Since we determine that our equity power in this case is unrestricted by the Anti-Injunction Act, we find that the matter before us is controlled by the decision of our Supreme Court in Mazzie v. Commonwealth, 495 Pa. 128, 432 A.2d 985 (1981). The issue of whether the prior days off selection procedure is a "term and condition of employment" or a "matter of inherent managerial policy . . . should be determined in the first instance by the PLRB." Mazzie, supra, 395 Pa. at 137, 432 A.2d at 990, Mazzie v. Commonwealth, 61 Pa. Commw. 393, 395, 433 A.2d 913, 914 (1981). Therefore we grant this preliminary injunction to preserve the status quo while plaintiffs pursue their administrative remedies.
We agree that Mazzie, cited in the above quotation, is a persuasive authority in support of the preliminary injunction in this case and, therefore, reject Appellants' second contention. While Appellants argue that the matter restrained in Mazzie was more vital than the changes in day off scheduling in this case, Appellee points out that the action of the Police Department disregards the very heart of the seniority benefits which have accrued to the policemen over the years. In any event, it was within the sound discretion of the chancellor at the common pleas level to evaluate the significance of the deprivation here, bearing in mind, of course, as we have pointed out in Commonwealth v. Pennsylvania Labor Relations Board, 74 Pa. Commw. 1, 459 A.2d 452 (1983), that a unilateral change in working conditions, there a prohibition on smoking, is an unfair labor practice irrespective of whether the employer's unilateral action takes place during the term of a collective bargaining agreement or following the expiration of such an agreement. We noted, also, in that case that matters having to do with "break time," indistinguishably similar to the days off scheduling in this case, have been held to be matters which must be submitted to bargaining, citing, inter alia American Oil Co. v. National Labor Relations Board, 602 F.2d 184 (1979) (revision of work schedule) and International Woodworkers of America, AFL-CIO v. National Labor Relations Board, 380 F.2d 628 (1967) (work week changes).

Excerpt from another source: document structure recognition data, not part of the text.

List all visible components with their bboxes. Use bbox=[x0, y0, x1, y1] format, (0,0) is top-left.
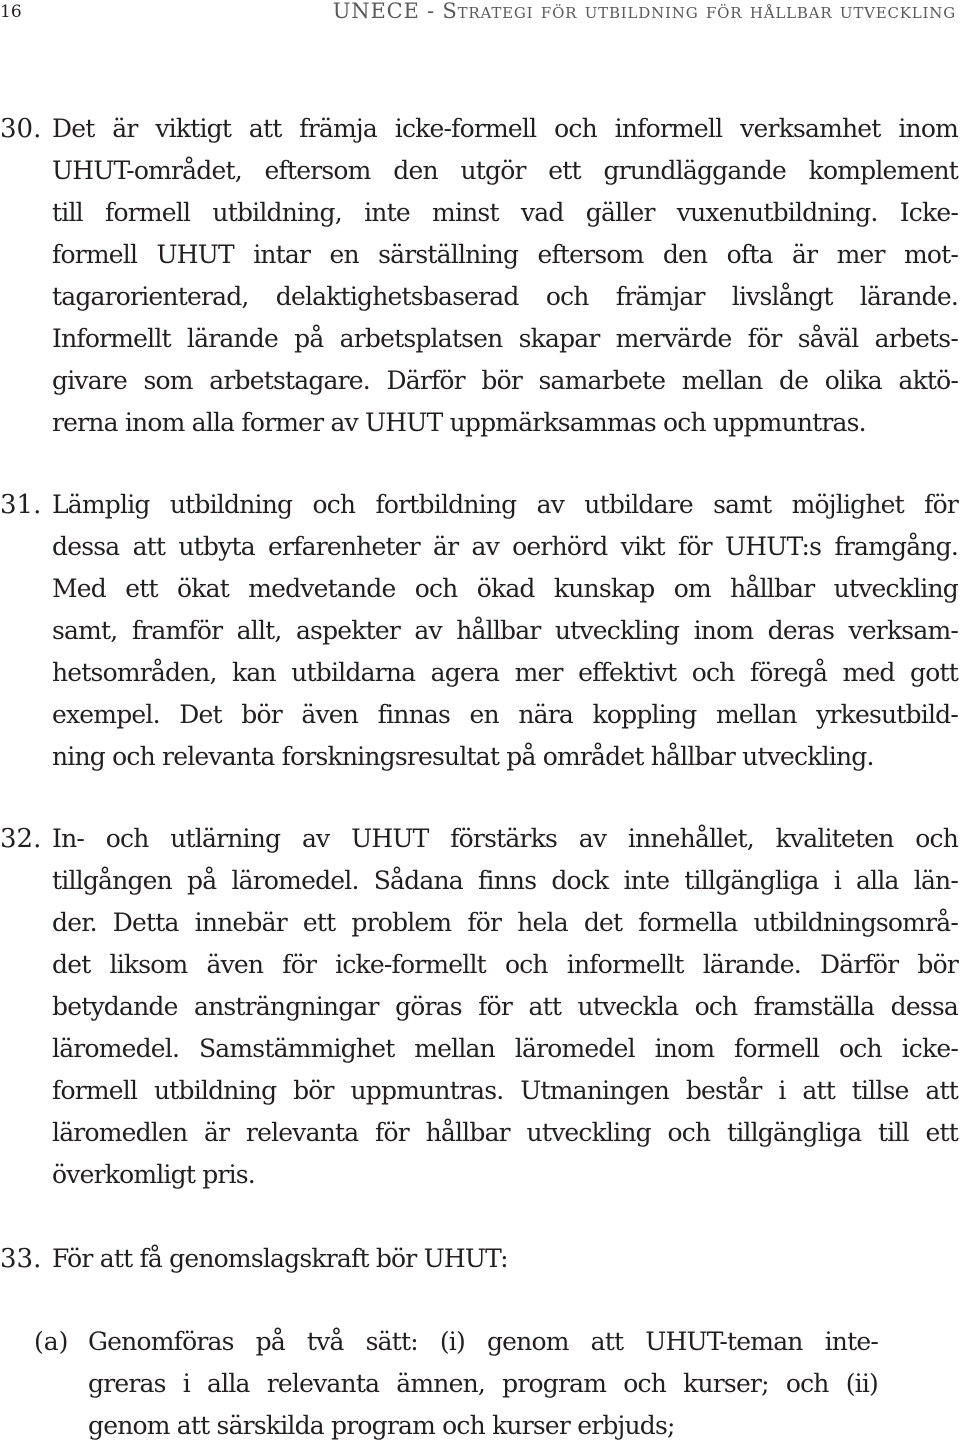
paragraph-number: 33. bbox=[0, 1244, 42, 1274]
text-line: hetsområden, kan utbildarna agera mer effektivt och föregå med gott bbox=[52, 658, 958, 687]
text-line: det liksom även för icke-formellt och informellt lärande. Därför bör bbox=[52, 950, 958, 979]
paragraph-number: 30. bbox=[0, 114, 42, 144]
text-line: Informellt lärande på arbetsplatsen skapar mervärde för såväl arbets- bbox=[52, 324, 958, 353]
text-line: samt, framför allt, aspekter av hållbar utveckling inom deras verksam- bbox=[52, 616, 958, 645]
text-line: tillgången på läromedel. Sådana finns dock inte tillgängliga i alla län- bbox=[52, 866, 958, 895]
text-line: UHUT-området, eftersom den utgör ett grundläggande komplement bbox=[52, 156, 958, 185]
paragraph-30 bbox=[0, 108, 958, 444]
list-item-label: (a) bbox=[34, 1327, 69, 1356]
text-line: För att få genomslagskraft bör UHUT: bbox=[52, 1244, 508, 1273]
text-line: genom att särskilda program och kurser erbjuds; bbox=[88, 1411, 675, 1440]
page-header bbox=[0, 0, 960, 32]
paragraph-number: 31. bbox=[0, 490, 42, 520]
paragraph-31 bbox=[0, 484, 958, 778]
text-line: Lämplig utbildning och fortbildning av utbildare samt möjlighet för bbox=[52, 490, 958, 519]
text-line: givare som arbetstagare. Därför bör samarbete mellan de olika aktö- bbox=[52, 366, 958, 395]
text-line: rerna inom alla former av UHUT uppmärksammas och uppmuntras. bbox=[52, 408, 866, 437]
text-line: tagarorienterad, delaktighetsbaserad och främjar livslångt lärande. bbox=[52, 282, 958, 311]
text-line: ning och relevanta forskningsresultat på området hållbar utveckling. bbox=[52, 742, 874, 771]
text-line: greras i alla relevanta ämnen, program och kurser; och (ii) bbox=[88, 1369, 878, 1398]
text-line: till formell utbildning, inte minst vad gäller vuxenutbildning. Icke- bbox=[52, 198, 958, 227]
text-line: läromedlen är relevanta för hållbar utveckling och tillgängliga till ett bbox=[52, 1118, 958, 1147]
text-line: exempel. Det bör även finnas en nära koppling mellan yrkesutbild- bbox=[52, 700, 958, 729]
text-line: formell utbildning bör uppmuntras. Utmaningen består i att tillse att bbox=[52, 1076, 958, 1105]
running-title: UNECE - Strategi för utbildning för hållbar utveckling bbox=[332, 0, 956, 23]
text-line: Det är viktigt att främja icke-formell och informell verksamhet inom bbox=[52, 114, 958, 143]
text-line: In- och utlärning av UHUT förstärks av innehållet, kvaliteten och bbox=[52, 824, 958, 853]
text-line: formell UHUT intar en särställning eftersom den ofta är mer mot- bbox=[52, 240, 958, 269]
paragraph-number: 32. bbox=[0, 824, 42, 854]
paragraph-32 bbox=[0, 818, 958, 1196]
text-line: betydande ansträngningar göras för att utveckla och framställa dessa bbox=[52, 992, 958, 1021]
text-line: Med ett ökat medvetande och ökad kunskap om hållbar utveckling bbox=[52, 574, 958, 603]
paragraph-33 bbox=[0, 1238, 958, 1280]
text-line: läromedel. Samstämmighet mellan läromedel inom formell och icke- bbox=[52, 1034, 958, 1063]
text-line: der. Detta innebär ett problem för hela det formella utbildningsområ- bbox=[52, 908, 958, 937]
page-number: 16 bbox=[0, 2, 22, 22]
text-line: överkomligt pris. bbox=[52, 1160, 255, 1189]
list-item-a bbox=[34, 1321, 878, 1447]
text-line: Genomföras på två sätt: (i) genom att UHUT-teman inte- bbox=[88, 1327, 878, 1356]
text-line: dessa att utbyta erfarenheter är av oerhörd vikt för UHUT:s framgång. bbox=[52, 532, 958, 561]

As in Commonwealth v. Pennsylvania Labor Relations Board, we find unpersuasive Appellants' argument that equity should not intervene since arbitration procedures are available.
Since we find no error in the granting of a preliminary injunction by the common pleas court, we will affirm.
ORDER
Now, February 9, 1984, the order of the Court of Common Pleas of Dauphin County at No. 4262 Equity Term, 1982, dated December 29, 1982, is affirmed.